Abstract

Soil organic carbon (SOC) retention is a function of climate, vegetation, drainage, and management interactions, but also of intrinsic soil properties such as texture, mineralogy, and structure. To assess these edaphic controls, three soils of the Brazilian savanna (Cerrado) under similar climate, vegetation, and slope but of contrasting texture were sampled to 1‐m depth and characterized for textural, chemical, and mineralogical properties, and SOC concentration (in bulk samples and clay, silt, and sand fractions). The basic assumption was that SOC particle size determines its retention mechanism: colloidal forms are retained by sorption, while particulate organic matter (>20 μm) can occur outside or inside aggregates. It was hypothesized that SOC retention is controlled simultaneously by soil texture, mineralogy, and depth. The three soils are clayey, loamy, and sandy Haplustox, all kaolinitic with minor contents of Fe and Al oxides, vermiculite, and illite. The SOC concentrations in particle size fractions were inversely related to the content of the respective fraction in soil (SOC dilution effect), thus SOC partition is better assessed by determination of SOC pools in each particle size on a total soil mass basis rather than on a size‐fraction concentration basis.

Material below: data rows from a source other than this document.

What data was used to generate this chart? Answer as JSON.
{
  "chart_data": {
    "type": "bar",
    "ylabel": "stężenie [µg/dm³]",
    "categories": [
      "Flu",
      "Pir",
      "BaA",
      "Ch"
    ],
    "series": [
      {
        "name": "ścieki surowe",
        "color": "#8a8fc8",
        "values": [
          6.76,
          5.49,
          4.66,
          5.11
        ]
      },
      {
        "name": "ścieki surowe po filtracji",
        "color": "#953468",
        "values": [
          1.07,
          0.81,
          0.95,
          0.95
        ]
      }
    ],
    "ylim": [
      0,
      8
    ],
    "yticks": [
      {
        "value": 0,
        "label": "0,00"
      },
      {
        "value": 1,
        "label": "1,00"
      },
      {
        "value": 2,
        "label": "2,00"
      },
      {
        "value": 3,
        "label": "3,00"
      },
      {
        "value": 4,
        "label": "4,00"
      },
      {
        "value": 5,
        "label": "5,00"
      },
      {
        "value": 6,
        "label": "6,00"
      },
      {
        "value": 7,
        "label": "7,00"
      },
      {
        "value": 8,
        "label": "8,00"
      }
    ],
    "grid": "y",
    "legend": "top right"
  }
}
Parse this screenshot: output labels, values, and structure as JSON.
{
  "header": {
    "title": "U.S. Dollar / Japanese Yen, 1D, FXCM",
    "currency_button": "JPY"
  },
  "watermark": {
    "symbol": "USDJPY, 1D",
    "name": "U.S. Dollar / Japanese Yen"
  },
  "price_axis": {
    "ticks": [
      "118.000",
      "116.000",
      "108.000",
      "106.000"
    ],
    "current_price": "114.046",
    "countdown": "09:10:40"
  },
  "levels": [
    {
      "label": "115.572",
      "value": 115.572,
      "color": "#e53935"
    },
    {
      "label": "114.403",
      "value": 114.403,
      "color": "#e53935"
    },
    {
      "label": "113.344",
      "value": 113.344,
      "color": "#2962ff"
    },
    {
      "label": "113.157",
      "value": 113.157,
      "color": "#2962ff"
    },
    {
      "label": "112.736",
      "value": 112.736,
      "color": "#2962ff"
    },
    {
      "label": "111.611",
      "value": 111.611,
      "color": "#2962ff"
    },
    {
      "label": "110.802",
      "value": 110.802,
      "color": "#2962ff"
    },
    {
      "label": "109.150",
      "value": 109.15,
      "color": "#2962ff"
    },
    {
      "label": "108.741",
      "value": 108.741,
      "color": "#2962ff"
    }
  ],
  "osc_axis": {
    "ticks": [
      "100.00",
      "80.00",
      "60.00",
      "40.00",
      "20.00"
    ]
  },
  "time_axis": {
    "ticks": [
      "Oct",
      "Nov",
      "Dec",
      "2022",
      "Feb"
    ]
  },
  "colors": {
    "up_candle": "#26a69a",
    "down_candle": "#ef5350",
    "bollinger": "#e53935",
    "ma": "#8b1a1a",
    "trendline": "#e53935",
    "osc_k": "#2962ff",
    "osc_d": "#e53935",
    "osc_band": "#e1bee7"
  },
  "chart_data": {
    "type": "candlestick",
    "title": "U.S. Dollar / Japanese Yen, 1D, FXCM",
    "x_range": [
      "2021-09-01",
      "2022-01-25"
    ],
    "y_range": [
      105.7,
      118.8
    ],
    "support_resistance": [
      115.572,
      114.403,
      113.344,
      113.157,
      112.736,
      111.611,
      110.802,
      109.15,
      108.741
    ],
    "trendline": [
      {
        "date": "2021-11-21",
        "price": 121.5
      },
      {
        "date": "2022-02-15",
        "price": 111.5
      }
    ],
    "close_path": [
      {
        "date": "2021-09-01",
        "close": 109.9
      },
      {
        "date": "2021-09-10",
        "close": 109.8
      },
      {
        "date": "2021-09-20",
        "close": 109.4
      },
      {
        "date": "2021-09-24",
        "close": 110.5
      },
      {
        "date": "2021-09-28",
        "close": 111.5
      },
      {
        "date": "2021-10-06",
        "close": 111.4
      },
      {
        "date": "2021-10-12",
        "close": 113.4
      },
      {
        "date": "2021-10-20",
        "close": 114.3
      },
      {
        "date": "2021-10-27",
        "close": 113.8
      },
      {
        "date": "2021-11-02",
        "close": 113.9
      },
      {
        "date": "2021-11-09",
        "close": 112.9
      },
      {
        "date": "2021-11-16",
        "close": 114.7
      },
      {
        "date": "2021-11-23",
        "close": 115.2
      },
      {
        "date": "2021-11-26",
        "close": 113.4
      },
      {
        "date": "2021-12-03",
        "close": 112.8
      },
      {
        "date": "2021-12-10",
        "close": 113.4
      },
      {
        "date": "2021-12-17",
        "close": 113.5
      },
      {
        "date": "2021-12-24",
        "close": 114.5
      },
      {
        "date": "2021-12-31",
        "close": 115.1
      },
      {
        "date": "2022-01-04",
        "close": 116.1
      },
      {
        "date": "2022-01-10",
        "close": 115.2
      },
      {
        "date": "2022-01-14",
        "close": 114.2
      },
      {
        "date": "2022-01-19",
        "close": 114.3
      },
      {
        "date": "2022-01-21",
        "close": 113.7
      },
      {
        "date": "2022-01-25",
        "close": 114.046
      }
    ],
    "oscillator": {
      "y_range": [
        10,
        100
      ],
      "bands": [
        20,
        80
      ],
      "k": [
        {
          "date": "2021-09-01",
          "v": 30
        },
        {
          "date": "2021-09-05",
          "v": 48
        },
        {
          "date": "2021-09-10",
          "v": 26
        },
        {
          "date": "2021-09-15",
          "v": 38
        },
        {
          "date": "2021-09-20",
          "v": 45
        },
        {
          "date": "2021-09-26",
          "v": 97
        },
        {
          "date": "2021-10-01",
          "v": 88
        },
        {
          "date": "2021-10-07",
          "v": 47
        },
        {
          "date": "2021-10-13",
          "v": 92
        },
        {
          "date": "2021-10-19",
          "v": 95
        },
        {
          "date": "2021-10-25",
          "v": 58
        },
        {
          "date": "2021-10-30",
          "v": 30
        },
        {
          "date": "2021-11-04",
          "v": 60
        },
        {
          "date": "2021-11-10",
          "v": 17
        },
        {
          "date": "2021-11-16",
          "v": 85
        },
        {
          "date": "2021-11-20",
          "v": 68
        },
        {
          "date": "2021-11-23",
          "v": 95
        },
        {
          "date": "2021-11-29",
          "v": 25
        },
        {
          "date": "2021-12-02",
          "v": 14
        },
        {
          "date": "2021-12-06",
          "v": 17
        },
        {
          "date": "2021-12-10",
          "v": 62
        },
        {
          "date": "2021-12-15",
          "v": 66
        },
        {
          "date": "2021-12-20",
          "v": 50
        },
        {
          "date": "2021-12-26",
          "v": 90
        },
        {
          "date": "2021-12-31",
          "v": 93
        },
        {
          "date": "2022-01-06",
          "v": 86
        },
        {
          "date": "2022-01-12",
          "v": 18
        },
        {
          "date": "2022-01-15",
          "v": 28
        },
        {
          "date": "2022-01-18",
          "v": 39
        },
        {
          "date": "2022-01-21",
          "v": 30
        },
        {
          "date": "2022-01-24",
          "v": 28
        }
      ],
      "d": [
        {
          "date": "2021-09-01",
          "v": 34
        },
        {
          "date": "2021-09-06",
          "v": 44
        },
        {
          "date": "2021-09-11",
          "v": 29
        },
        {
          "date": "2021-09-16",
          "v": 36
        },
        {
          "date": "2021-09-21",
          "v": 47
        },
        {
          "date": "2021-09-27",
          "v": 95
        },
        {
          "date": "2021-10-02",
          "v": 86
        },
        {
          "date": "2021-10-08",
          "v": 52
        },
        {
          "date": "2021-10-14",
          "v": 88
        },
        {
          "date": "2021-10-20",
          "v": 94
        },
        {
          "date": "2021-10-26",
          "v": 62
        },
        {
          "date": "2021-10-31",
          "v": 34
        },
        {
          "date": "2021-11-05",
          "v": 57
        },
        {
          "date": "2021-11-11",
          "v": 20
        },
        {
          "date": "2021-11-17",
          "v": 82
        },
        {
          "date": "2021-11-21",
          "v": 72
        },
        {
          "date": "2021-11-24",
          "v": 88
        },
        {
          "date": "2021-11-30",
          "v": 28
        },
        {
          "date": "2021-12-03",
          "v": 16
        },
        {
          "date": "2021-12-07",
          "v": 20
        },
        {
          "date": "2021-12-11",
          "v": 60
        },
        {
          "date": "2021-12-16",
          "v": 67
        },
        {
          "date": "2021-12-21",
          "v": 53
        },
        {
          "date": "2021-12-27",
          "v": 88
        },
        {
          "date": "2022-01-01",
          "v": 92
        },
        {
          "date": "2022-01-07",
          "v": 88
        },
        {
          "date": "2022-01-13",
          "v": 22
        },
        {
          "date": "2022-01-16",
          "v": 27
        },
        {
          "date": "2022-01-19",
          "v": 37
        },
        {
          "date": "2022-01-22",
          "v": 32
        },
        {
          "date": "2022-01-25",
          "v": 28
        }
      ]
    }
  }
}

The positive linear relations between SOC and clay + silt concentrations in bulk soil were explained mostly by greater clay‐sized SOC pools, which could be modeled as a function of clay content (related to specific surface area) and depth. Quantitative clay mineralogy showed that bulk SOC and clay‐sized SOC pools were well correlated with Fe oxides in topsoil and amorphous Al oxides in subsoil, but this mineralogical control is secondary to the textural control, since it depends on clay content.